Similarly, Aman Agarwal (identity protected), an IIT graduate with no professional international experience at all, was successfully able to demonstrate to Kellogg how his participation in a few international conferences, his student exchange program during his IIT days, and the pro bono work he was doing for an international NGO gave him strong global awareness and understanding.
Myth 1 – Average GMAT scores are a good approximation for competitiveness of Indian MBA applicants at top MBA programs: While average GMAT scores at many top schools have actually declined at top MBA programs this year, the GMAT remains an important criteria for all top schools. Waivers were available at most top MBA programs in 2020, and some running to early 2021, but this is expected to speedily decrease as the pandemic sweeps down, given the arrival of mass vaccinations.
Many Indian candidates unfortunately still choose business schools according to average GMAT scores reported by them. The Darden MBA now has an average GMAT of 703, so a GMAT of 710 should be competitive, right? Wrong.
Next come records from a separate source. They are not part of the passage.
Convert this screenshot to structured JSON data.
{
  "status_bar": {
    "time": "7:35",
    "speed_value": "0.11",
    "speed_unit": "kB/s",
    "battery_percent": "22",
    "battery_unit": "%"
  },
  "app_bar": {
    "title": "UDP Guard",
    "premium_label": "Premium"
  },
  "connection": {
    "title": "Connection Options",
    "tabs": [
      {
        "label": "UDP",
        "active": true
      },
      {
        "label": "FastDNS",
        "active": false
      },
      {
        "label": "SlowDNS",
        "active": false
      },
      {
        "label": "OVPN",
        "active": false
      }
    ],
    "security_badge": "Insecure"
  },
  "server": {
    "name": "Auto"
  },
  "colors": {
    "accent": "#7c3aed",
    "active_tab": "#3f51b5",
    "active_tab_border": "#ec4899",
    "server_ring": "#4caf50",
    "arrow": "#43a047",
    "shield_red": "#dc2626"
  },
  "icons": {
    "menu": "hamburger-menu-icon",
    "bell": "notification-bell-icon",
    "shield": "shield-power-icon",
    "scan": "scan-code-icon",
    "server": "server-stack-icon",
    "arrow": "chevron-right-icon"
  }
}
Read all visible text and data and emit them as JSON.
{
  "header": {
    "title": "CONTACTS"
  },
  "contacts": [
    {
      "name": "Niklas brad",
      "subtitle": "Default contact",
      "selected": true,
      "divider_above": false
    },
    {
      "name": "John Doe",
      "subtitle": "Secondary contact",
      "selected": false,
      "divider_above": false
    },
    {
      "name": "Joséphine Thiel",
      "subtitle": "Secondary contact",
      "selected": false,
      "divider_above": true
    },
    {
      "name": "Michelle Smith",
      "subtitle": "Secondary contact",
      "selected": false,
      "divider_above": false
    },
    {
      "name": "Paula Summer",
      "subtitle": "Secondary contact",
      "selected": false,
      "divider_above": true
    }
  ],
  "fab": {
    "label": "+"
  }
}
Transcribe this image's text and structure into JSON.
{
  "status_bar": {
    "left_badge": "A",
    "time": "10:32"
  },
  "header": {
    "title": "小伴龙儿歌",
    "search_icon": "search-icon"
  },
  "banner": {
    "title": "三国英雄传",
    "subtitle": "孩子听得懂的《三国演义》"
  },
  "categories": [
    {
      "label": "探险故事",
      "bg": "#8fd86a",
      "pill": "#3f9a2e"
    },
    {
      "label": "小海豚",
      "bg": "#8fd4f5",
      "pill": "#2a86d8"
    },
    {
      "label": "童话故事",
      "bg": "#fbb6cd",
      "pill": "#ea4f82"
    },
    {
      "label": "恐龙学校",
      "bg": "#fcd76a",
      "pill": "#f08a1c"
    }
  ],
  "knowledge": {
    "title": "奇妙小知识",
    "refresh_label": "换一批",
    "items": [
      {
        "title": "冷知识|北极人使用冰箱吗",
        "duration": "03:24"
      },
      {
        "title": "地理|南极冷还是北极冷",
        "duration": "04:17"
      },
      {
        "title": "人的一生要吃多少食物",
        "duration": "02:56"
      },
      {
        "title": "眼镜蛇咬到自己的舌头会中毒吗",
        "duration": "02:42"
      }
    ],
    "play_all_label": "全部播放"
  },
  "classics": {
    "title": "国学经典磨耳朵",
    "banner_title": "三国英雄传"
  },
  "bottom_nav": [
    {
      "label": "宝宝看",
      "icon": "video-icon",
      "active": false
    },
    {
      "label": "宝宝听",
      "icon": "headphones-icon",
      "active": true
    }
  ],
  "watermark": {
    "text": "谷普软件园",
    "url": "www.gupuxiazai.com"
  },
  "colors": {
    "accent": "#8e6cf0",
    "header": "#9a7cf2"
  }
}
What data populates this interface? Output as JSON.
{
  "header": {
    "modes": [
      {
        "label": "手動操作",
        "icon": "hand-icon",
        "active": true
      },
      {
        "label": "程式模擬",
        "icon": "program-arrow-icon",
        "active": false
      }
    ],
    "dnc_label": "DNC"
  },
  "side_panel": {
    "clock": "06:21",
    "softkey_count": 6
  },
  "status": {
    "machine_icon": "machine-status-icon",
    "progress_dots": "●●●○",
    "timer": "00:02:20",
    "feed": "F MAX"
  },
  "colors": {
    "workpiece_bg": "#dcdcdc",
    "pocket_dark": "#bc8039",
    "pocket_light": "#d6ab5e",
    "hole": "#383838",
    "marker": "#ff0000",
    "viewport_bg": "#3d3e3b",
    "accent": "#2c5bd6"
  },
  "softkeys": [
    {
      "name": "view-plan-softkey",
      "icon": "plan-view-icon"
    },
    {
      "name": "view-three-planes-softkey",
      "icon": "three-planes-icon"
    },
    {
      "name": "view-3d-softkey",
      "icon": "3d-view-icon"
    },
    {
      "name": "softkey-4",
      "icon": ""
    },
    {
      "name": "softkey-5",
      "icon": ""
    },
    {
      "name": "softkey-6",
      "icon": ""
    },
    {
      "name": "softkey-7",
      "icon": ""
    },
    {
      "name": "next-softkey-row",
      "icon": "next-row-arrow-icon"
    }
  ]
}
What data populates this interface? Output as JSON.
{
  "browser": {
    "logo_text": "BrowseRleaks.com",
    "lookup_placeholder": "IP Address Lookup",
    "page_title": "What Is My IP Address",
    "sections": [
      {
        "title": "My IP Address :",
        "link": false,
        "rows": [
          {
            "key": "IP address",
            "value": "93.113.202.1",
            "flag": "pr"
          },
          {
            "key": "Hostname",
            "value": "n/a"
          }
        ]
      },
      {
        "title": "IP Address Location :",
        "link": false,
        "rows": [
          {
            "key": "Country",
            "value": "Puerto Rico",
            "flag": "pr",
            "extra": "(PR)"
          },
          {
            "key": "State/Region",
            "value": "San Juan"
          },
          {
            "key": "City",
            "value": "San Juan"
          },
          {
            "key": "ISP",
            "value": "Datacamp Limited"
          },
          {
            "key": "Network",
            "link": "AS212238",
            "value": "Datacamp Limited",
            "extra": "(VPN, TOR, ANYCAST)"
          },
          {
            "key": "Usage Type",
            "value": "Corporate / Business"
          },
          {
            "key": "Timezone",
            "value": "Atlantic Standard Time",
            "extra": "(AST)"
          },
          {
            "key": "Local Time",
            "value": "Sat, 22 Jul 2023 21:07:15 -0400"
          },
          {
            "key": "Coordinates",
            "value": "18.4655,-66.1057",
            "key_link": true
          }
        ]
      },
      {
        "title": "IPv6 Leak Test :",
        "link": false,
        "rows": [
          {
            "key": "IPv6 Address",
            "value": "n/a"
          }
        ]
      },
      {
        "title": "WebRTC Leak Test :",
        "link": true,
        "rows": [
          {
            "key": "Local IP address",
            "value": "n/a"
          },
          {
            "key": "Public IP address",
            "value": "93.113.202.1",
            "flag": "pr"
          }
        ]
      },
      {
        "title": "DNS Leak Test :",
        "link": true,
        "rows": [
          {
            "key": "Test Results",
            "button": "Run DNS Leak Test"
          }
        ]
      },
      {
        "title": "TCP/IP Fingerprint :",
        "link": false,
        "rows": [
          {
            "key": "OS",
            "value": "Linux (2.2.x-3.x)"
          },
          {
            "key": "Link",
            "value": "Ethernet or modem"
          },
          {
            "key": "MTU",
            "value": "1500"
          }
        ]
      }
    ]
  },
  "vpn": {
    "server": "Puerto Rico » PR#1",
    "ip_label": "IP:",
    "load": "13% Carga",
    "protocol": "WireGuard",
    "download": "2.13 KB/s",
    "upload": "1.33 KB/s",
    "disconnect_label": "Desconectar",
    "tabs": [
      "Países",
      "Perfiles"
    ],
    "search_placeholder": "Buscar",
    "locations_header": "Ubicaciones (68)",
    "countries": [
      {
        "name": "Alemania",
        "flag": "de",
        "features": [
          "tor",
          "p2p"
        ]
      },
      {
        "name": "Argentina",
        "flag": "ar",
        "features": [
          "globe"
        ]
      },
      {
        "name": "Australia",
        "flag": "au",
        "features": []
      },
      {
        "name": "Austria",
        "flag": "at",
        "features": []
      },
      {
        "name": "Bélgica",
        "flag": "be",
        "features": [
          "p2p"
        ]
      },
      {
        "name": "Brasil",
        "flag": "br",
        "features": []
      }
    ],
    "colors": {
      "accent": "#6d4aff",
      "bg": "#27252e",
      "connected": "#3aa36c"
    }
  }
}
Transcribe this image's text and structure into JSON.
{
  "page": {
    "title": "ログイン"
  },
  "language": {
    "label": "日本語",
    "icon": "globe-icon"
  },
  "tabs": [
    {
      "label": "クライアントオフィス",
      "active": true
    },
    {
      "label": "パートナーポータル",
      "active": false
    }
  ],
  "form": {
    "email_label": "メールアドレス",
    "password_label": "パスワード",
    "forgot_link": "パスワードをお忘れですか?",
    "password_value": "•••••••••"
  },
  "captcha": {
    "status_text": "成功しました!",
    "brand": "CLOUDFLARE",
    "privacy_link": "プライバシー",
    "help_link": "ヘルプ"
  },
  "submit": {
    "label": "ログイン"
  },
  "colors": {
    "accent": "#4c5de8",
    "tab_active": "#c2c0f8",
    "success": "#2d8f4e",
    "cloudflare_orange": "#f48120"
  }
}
This is the average GMAT score reported for the entire class, and not for the geography or category you are applying from. A good rule of thumb for Indian applicants is to add 20 points to the average, and maybe a bit more, if one is from a competitive category such as the Indian IT male category.
Wait a minute! Aren’t GMAT scores only ‘a part of the picture’, and can’t you make up for those mere 20-30 extra GMAT points through diversity, professional accomplishment, and strong academics? In some cases, you very much can, but judging by averages, a top school probably has plenty of candidates like you (remember, the Indian applicant pool is laaarge), without the handicap of an average/low GMAT score. If you’re applying to a sub-15 school, this factor may be more important. This year, we had Neha Kamath (identity protected), who made it to a top 20 program without a GMAT score, with a $70k+ scholarship. What worked for her? Diversity in her profile, her personal branding (she spent a lot of time working on the right stories), and crystal clear goals that were a great fit with her target programs.
While the Indian MBA applicant pool is large and competitive, you can absolutely do very well in it and become a top MBA admit. Your job is to differentiate yourself in your own pool, not in the general MBA applicant pool. Be positive, confident, and strong, and go for it!